You know, usually, folks wait until later in the day to share their “hot takes” but our resident millennial diva Keke Palmer decided to tap in early. Minutes after the eight o’clock hour, the Virgo Tendencies singer took to Twitter to express her thoughts on, of all things, EBT cards.
Now girl. You know you done messed up, right?
Let me first caveat by saying, this is not meant to be a drag. I generally stan anything Keke sets her hands to, but this take was absolutely unnecessary for three reasons. Reason one is the fact that just mere minutes after the sun got good and awake, the first thing on the Hustlers star’s mind was EBT and the eating habits of poor people. Really? That’s the first thing on your mind on a Monday morning? The only thing I’m thinking about at 8 am is the fact that I haven’t had my first cup of coffee yet and how my bonnet seems to always mysteriously vanish from my head overnight. Now, I’m not one to try to police another Black woman’s thoughts and intentions, but as we all know, it’s impact over intent. And when you poorly word your feelings—no matter how well-intentioned they may have been—nine times out of ten, the weight of your words will hit harder than anything you might have meant.

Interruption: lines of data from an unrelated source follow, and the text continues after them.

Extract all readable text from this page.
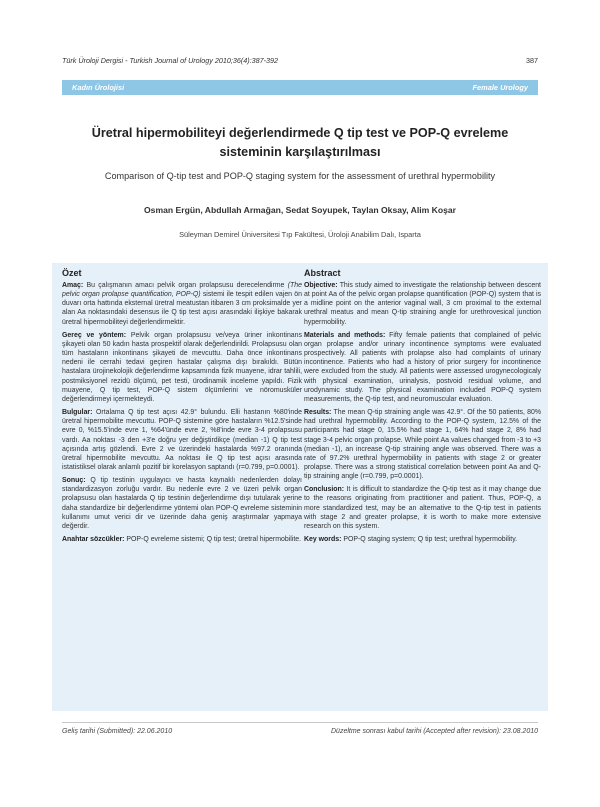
Türk Üroloji Dergisi - Turkish Journal of Urology 2010;36(4):387-392	387
Kadın Ürolojisi	Female Urology
Üretral hipermobiliteyi değerlendirmede Q tip test ve POP-Q evreleme
sisteminin karşılaştırılması
Comparison of Q-tip test and POP-Q staging system for the assessment of urethral hypermobility
Osman Ergün, Abdullah Armağan, Sedat Soyupek, Taylan Oksay, Alim Koşar
Süleyman Demirel Üniversitesi Tıp Fakültesi, Üroloji Anabilim Dalı, Isparta
Özet

Amaç: Bu çalışmanın amacı pelvik organ prolapsusu derecelendirme (The pelvic organ prolapse quantification, POP-Q) sistemi ile tespit edilen vajen ön duvarı orta hattında eksternal üretral meatustan itibaren 3 cm proksimalde yer alan Aa noktasındaki desensus ile Q tip test açısı arasındaki ilişkiye bakarak üretral hipermobiliteyi değerlendirmektir.

Gereç ve yöntem: Pelvik organ prolapsusu ve/veya üriner inkontinans şikayeti olan 50 kadın hasta prospektif olarak değerlendirildi. Prolapsusu olan tüm hastaların inkontinans şikayeti de mevcuttu. Daha önce inkontinans nedeni ile cerrahi tedavi geçiren hastalar çalışma dışı bırakıldı. Bütün hastalara ürojinekolojik değerlendirme kapsamında fizik muayene, idrar tahlili, postmiksiyonel rezidü ölçümü, pet testi, ürodinamik inceleme yapıldı. Fizik muayene, Q tip test, POP-Q sistem ölçümlerini ve nöromusküler değerlendirmeyi içermekteydi.

Bulgular: Ortalama Q tip test açısı 42.9° bulundu. Elli hastanın %80'inde üretral hipermobilite mevcuttu. POP-Q sistemine göre hastaların %12.5'sinde evre 0, %15.5'inde evre 1, %64'ünde evre 2, %8'inde evre 3-4 prolapsusu vardı. Aa noktası -3 den +3'e doğru yer değiştirdikçe (median -1) Q tip test açısında artış gözlendi. Evre 2 ve üzerindeki hastalarda %97.2 oranında üretral hipermobilite mevcuttu. Aa noktası ile Q tip test açısı arasında istatistiksel olarak anlamlı pozitif bir korelasyon saptandı (r=0.799, p=0.0001).

Sonuç: Q tip testinin uygulayıcı ve hasta kaynaklı nedenlerden dolayı standardizasyon zorluğu vardır. Bu nedenle evre 2 ve üzeri pelvik organ prolapsusu olan hastalarda Q tip testinin değerlendirme dışı tutularak yerine daha standardize bir değerlendirme yöntemi olan POP-Q evreleme sisteminin kullanımı umut verici dir ve üzerinde daha geniş araştırmalar yapmaya değerdir.

Anahtar sözcükler: POP-Q evreleme sistemi; Q tip test; üretral hipermobilite.

Abstract

Objective: This study aimed to investigate the relationship between descent at point Aa of the pelvic organ prolapse quantification (POP-Q) system that is a midline point on the anterior vaginal wall, 3 cm proximal to the external urethral meatus and mean Q-tip straining angle for urethrovesical junction hypermobility.

Materials and methods: Fifty female patients that complained of pelvic organ prolapse and/or urinary incontinence symptoms were evaluated prospectively. All patients with prolapse also had complaints of urinary incontinence. Patients who had a history of prior surgery for incontinence were excluded from the study. All patients were assessed urogynecologicaly with physical examination, urinalysis, postvoid residual volume, and urodynamic study. The physical examination included POP-Q system measurements, the Q-tip test, and neuromuscular evaluation.

Results: The mean Q-tip straining angle was 42.9°. Of the 50 patients, 80% had urethral hypermobility. According to the POP-Q system, 12.5% of the participants had stage 0, 15.5% had stage 1, 64% had stage 2, 8% had stage 3-4 pelvic organ prolapse. While point Aa values changed from -3 to +3 (median -1), an increase Q-tip straining angle was observed. There was a rate of 97.2% urethral hypermobility in patients with stage 2 or greater prolapse. There was a strong statistical correlation between point Aa and Q-tip straining angle (r=0.799, p=0.0001).

Conclusion: It is difficult to standardize the Q-tip test as it may change due to the reasons originating from practitioner and patient. Thus, POP-Q, a more standardized test, may be an alternative to the Q-tip test in patients with stage 2 and greater prolapse, it is worth to make more extensive research on this system.

Key words: POP-Q staging system; Q tip test; urethral hypermobility.

Geliş tarihi (Submitted): 22.06.2010	Düzeltme sonrası kabul tarihi (Accepted after revision): 23.08.2010
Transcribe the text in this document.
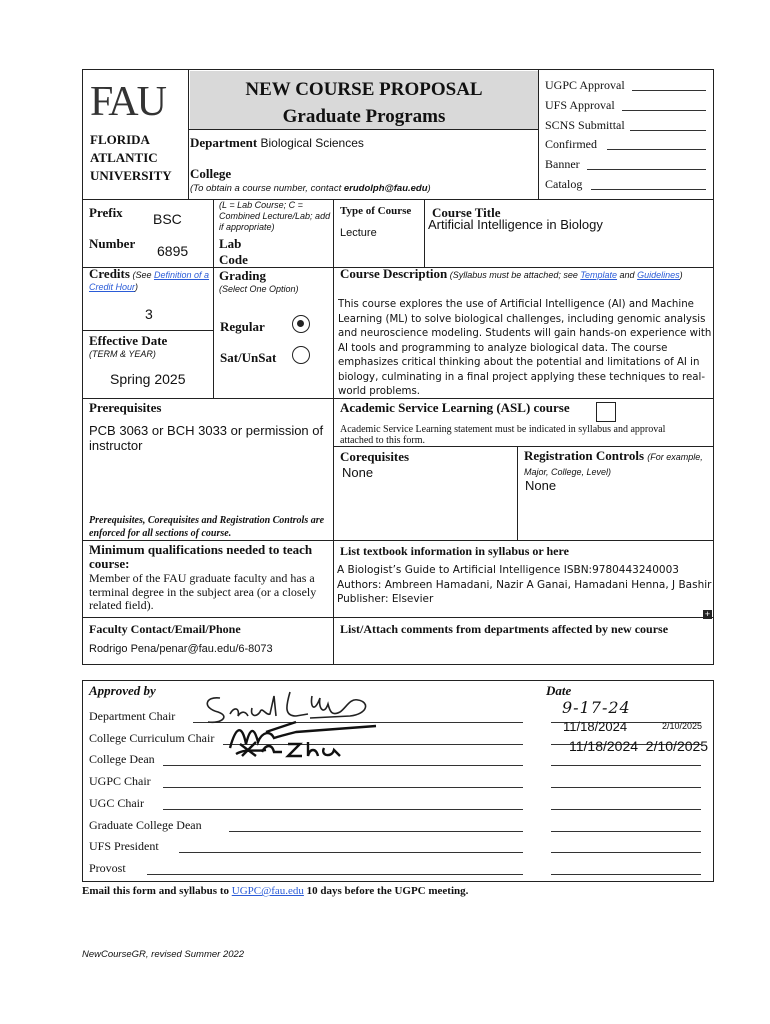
FAU
FLORIDA
ATLANTIC
UNIVERSITY
NEW COURSE PROPOSAL
Graduate Programs
Department Biological Sciences
College
(To obtain a course number, contact erudolph@fau.edu)
UGPC Approval
UFS Approval
SCNS Submittal
Confirmed
Banner
Catalog
Prefix BSC
Number 6895
(L = Lab Course; C = Combined Lecture/Lab; add if appropriate)
Lab Code
Type of Course
Lecture
Course Title
Artificial Intelligence in Biology
Credits (See Definition of a Credit Hour)
3
Grading
(Select One Option)
Regular
Sat/UnSat
Effective Date
(TERM & YEAR)
Spring 2025
Course Description (Syllabus must be attached; see Template and Guidelines)
This course explores the use of Artificial Intelligence (AI) and Machine Learning (ML) to solve biological challenges, including genomic analysis and neuroscience modeling. Students will gain hands-on experience with AI tools and programming to analyze biological data. The course emphasizes critical thinking about the potential and limitations of AI in biology, culminating in a final project applying these techniques to real-world problems.
Prerequisites
PCB 3063 or BCH 3033 or permission of instructor
Prerequisites, Corequisites and Registration Controls are enforced for all sections of course.
Academic Service Learning (ASL) course
Academic Service Learning statement must be indicated in syllabus and approval attached to this form.
Corequisites
None
Registration Controls (For example, Major, College, Level)
None
Minimum qualifications needed to teach course:
Member of the FAU graduate faculty and has a terminal degree in the subject area (or a closely related field).
List textbook information in syllabus or here
A Biologist’s Guide to Artificial Intelligence ISBN:9780443240003 Authors: Ambreen Hamadani, Nazir A Ganai, Hamadani Henna, J Bashir Publisher: Elsevier
+
Faculty Contact/Email/Phone
Rodrigo Pena/penar@fau.edu/6-8073
List/Attach comments from departments affected by new course
Approved by	Date
Department Chair
College Curriculum Chair
College Dean
UGPC Chair
UGC Chair
Graduate College Dean
UFS President
Provost
9-17-24
11/18/2024	2/10/2025
11/18/2024  2/10/2025
Email this form and syllabus to UGPC@fau.edu 10 days before the UGPC meeting.
NewCourseGR, revised Summer 2022
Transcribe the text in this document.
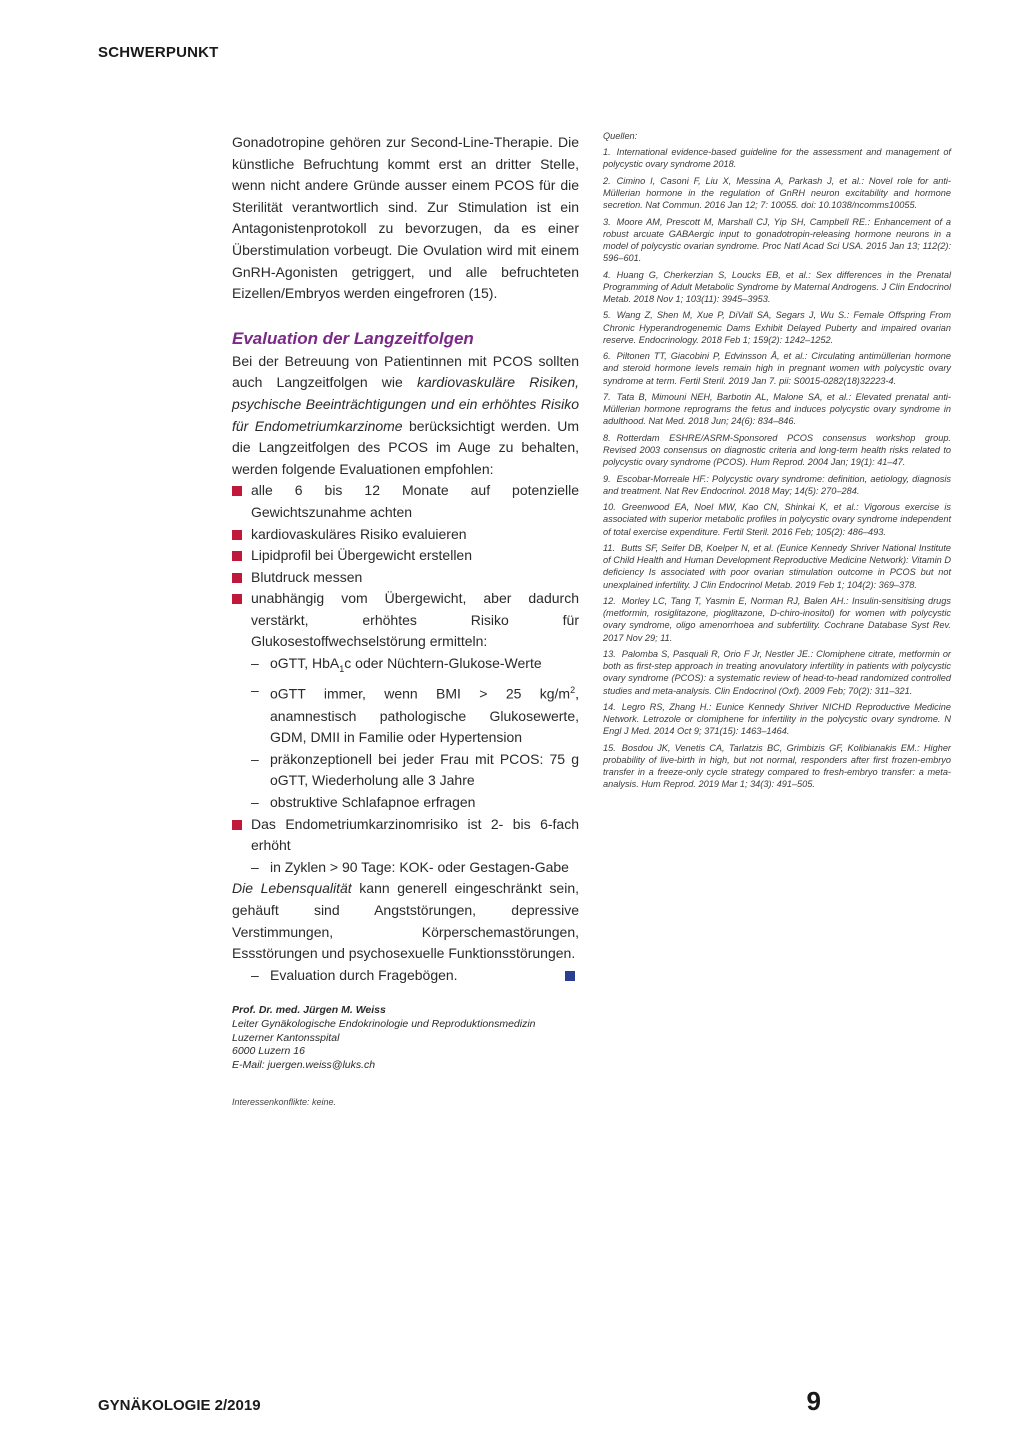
SCHWERPUNKT

Gonadotropine gehören zur Second-Line-Therapie. Die künstliche Befruchtung kommt erst an dritter Stelle, wenn nicht andere Gründe ausser einem PCOS für die Sterilität verantwortlich sind. Zur Stimulation ist ein Antagonistenprotokoll zu bevorzugen, da es einer Überstimulation vorbeugt. Die Ovulation wird mit einem GnRH-Agonisten getriggert, und alle befruchteten Eizellen/Embryos werden eingefroren (15).

Evaluation der Langzeitfolgen

Bei der Betreuung von Patientinnen mit PCOS sollten auch Langzeitfolgen wie kardiovaskuläre Risiken, psychische Beeinträchtigungen und ein erhöhtes Risiko für Endometriumkarzinome berücksichtigt werden. Um die Langzeitfolgen des PCOS im Auge zu behalten, werden folgende Evaluationen empfohlen:

alle 6 bis 12 Monate auf potenzielle Gewichtszunahme achten
kardiovaskuläres Risiko evaluieren
Lipidprofil bei Übergewicht erstellen
Blutdruck messen
unabhängig vom Übergewicht, aber dadurch verstärkt, erhöhtes Risiko für Glukosestoffwechselstörung ermitteln:
– oGTT, HbA$_1$c oder Nüchtern-Glukose-Werte
– oGTT immer, wenn BMI > 25 $kg/m^2$, anamnestisch pathologische Glukosewerte, GDM, DMII in Familie oder Hypertension
– präkonzeptionell bei jeder Frau mit PCOS: 75 g oGTT, Wiederholung alle 3 Jahre
– obstruktive Schlafapnoe erfragen
Das Endometriumkarzinomrisiko ist 2- bis 6-fach erhöht
– in Zyklen > 90 Tage: KOK- oder Gestagen-Gabe

Die Lebensqualität kann generell eingeschränkt sein, gehäuft sind Angststörungen, depressive Verstimmungen, Körperschemastörungen, Essstörungen und psychosexuelle Funktionsstörungen.

– Evaluation durch Fragebögen.
Prof. Dr. med. Jürgen M. Weiss
Leiter Gynäkologische Endokrinologie und Reproduktionsmedizin
Luzerner Kantonsspital
6000 Luzern 16
E-Mail: juergen.weiss@luks.ch
Interessenkonflikte: keine.
Quellen:

1. International evidence-based guideline for the assessment and management of polycystic ovary syndrome 2018.

2. Cimino I, Casoni F, Liu X, Messina A, Parkash J, et al.: Novel role for anti-Müllerian hormone in the regulation of GnRH neuron excitability and hormone secretion. Nat Commun. 2016 Jan 12; 7: 10055. doi: 10.1038/ncomms10055.

3. Moore AM, Prescott M, Marshall CJ, Yip SH, Campbell RE.: Enhancement of a robust arcuate GABAergic input to gonadotropin-releasing hormone neurons in a model of polycystic ovarian syndrome. Proc Natl Acad Sci USA. 2015 Jan 13; 112(2): 596–601.

4. Huang G, Cherkerzian S, Loucks EB, et al.: Sex differences in the Prenatal Programming of Adult Metabolic Syndrome by Maternal Androgens. J Clin Endocrinol Metab. 2018 Nov 1; 103(11): 3945–3953.

5. Wang Z, Shen M, Xue P, DiVall SA, Segars J, Wu S.: Female Offspring From Chronic Hyperandrogenemic Dams Exhibit Delayed Puberty and impaired ovarian reserve. Endocrinology. 2018 Feb 1; 159(2): 1242–1252.

6. Piltonen TT, Giacobini P, Edvinsson Å, et al.: Circulating antimüllerian hormone and steroid hormone levels remain high in pregnant women with polycystic ovary syndrome at term. Fertil Steril. 2019 Jan 7. pii: S0015-0282(18)32223-4.

7. Tata B, Mimouni NEH, Barbotin AL, Malone SA, et al.: Elevated prenatal anti-Müllerian hormone reprograms the fetus and induces polycystic ovary syndrome in adulthood. Nat Med. 2018 Jun; 24(6): 834–846.

8. Rotterdam ESHRE/ASRM-Sponsored PCOS consensus workshop group. Revised 2003 consensus on diagnostic criteria and long-term health risks related to polycystic ovary syndrome (PCOS). Hum Reprod. 2004 Jan; 19(1): 41–47.

9. Escobar-Morreale HF.: Polycystic ovary syndrome: definition, aetiology, diagnosis and treatment. Nat Rev Endocrinol. 2018 May; 14(5): 270–284.

10. Greenwood EA, Noel MW, Kao CN, Shinkai K, et al.: Vigorous exercise is associated with superior metabolic profiles in polycystic ovary syndrome independent of total exercise expenditure. Fertil Steril. 2016 Feb; 105(2): 486–493.

11. Butts SF, Seifer DB, Koelper N, et al. (Eunice Kennedy Shriver National Institute of Child Health and Human Development Reproductive Medicine Network): Vitamin D deficiency Is associated with poor ovarian stimulation outcome in PCOS but not unexplained infertility. J Clin Endocrinol Metab. 2019 Feb 1; 104(2): 369–378.

12. Morley LC, Tang T, Yasmin E, Norman RJ, Balen AH.: Insulin-sensitising drugs (metformin, rosiglitazone, pioglitazone, D-chiro-inositol) for women with polycystic ovary syndrome, oligo amenorrhoea and subfertility. Cochrane Database Syst Rev. 2017 Nov 29; 11.

13. Palomba S, Pasquali R, Orio F Jr, Nestler JE.: Clomiphene citrate, metformin or both as first-step approach in treating anovulatory infertility in patients with polycystic ovary syndrome (PCOS): a systematic review of head-to-head randomized controlled studies and meta-analysis. Clin Endocrinol (Oxf). 2009 Feb; 70(2): 311–321.

14. Legro RS, Zhang H.: Eunice Kennedy Shriver NICHD Reproductive Medicine Network. Letrozole or clomiphene for infertility in the polycystic ovary syndrome. N Engl J Med. 2014 Oct 9; 371(15): 1463–1464.

15. Bosdou JK, Venetis CA, Tarlatzis BC, Grimbizis GF, Kolibianakis EM.: Higher probability of live-birth in high, but not normal, responders after first frozen-embryo transfer in a freeze-only cycle strategy compared to fresh-embryo transfer: a meta-analysis. Hum Reprod. 2019 Mar 1; 34(3): 491–505.

GYNÄKOLOGIE 2/2019	9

The second reason is that the statement blatantly oversimplifies the complexities of lower socioeconomic areas and the systemic conditions that perpetuate them. Lack of access via “food deserts,” proximity, transportation, the presumption that lower-income fail to prioritize healthy foods and eating habits, plus the overall disenfranchisement of those using EBT were all lacking in Palmer’s initial statement, thus making the message come across as hella condescending and elitist. Finally, the third reason: This was unnecessary given we’re in a time where people are arguably more displaced than ever and to amplify a particular peoples’ problem without offering tangible solutions or saying what YOU plan to do about it is just plain rude, ineffective, and distracting.
Even still, the Scream Queens star doubled down on her stance:
Whew, big yikes. I hate to say it, but at the risk of sounding equally ridiculous: Keke, you probably should’ve just sat there and ate YOUR food.